Older generation 'going to pot'
More older people in the US are using marijuana as a recreational drug, figures have shown.
The number of people aged 50 and older reporting marijuana use increased from 1.9% to 2.9% from 2002 to 2008, according to surveys from the Substance Abuse and Mental Health Services Administration.
The rise was most dramatic among 55 to 59-year-olds, whose reported use more than tripled from 1.6% in 2002 to 5.1%.
Observers expect further increases as 78 million baby boomers born between 1945 and 1964 get older.
Politically, advocates for legalising marijuana say the number of older users could represent an important shift in their decades-long push to change US laws.
"For the longest time, our political opponents were older Americans who were not familiar with marijuana and had lived through the 'Reefer Madness' mentality and they considered marijuana a very dangerous drug," said Keith Stroup, the founder and lawyer of NORML, a marijuana advocacy group.
"Now, whether they resume the habit of smoking or whether they simply understand that it's no big deal and that it shouldn't be a crime, in large numbers they're on our side of the issue."

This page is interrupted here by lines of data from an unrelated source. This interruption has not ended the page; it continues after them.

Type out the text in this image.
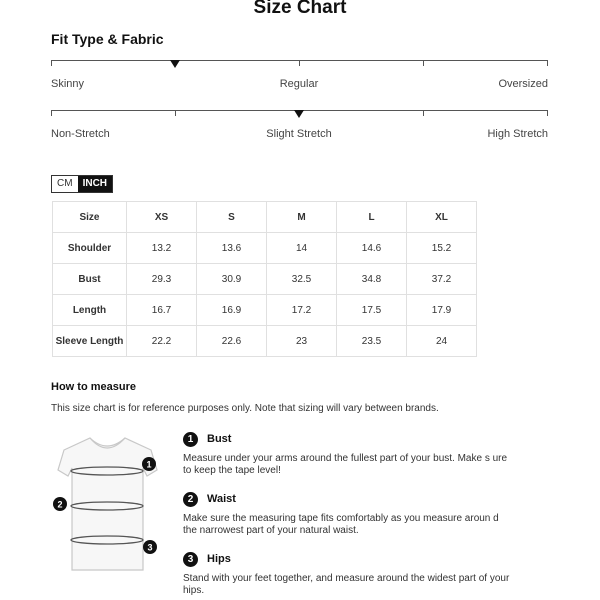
Size Chart
Fit Type & Fabric
Skinny	Regular	Oversized
Non-Stretch	Slight Stretch	High Stretch
CM	INCH
Size	XS	S	M	L	XL
Shoulder	13.2	13.6	14	14.6	15.2
Bust	29.3	30.9	32.5	34.8	37.2
Length	16.7	16.9	17.2	17.5	17.9
Sleeve Length	22.2	22.6	23	23.5	24
How to measure
This size chart is for reference purposes only. Note that sizing will vary between brands.
1
2
3
1	Bust
Measure under your arms around the fullest part of your bust. Make s ure to keep the tape level!
2	Waist
Make sure the measuring tape fits comfortably as you measure aroun d the narrowest part of your natural waist.
3	Hips
Stand with your feet together, and measure around the widest part of your hips.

The drug is credited with relieving many problems of ageing: aches and pains, glaucoma, macular degeneration, and others. Patients in 14 states enjoy medical marijuana laws, but those elsewhere buy or grow the drug illegally to ease their conditions.
But older users could be at risk for falls if they become dizzy, and smoking marijuana increases the risk of heart disease and can cause cognitive impairment, said Dr. William Dale, chief of geriatrics and palliative medicine at the University of Chicago Medical Centre.
"There are other better ways to achieve the same effects," he said.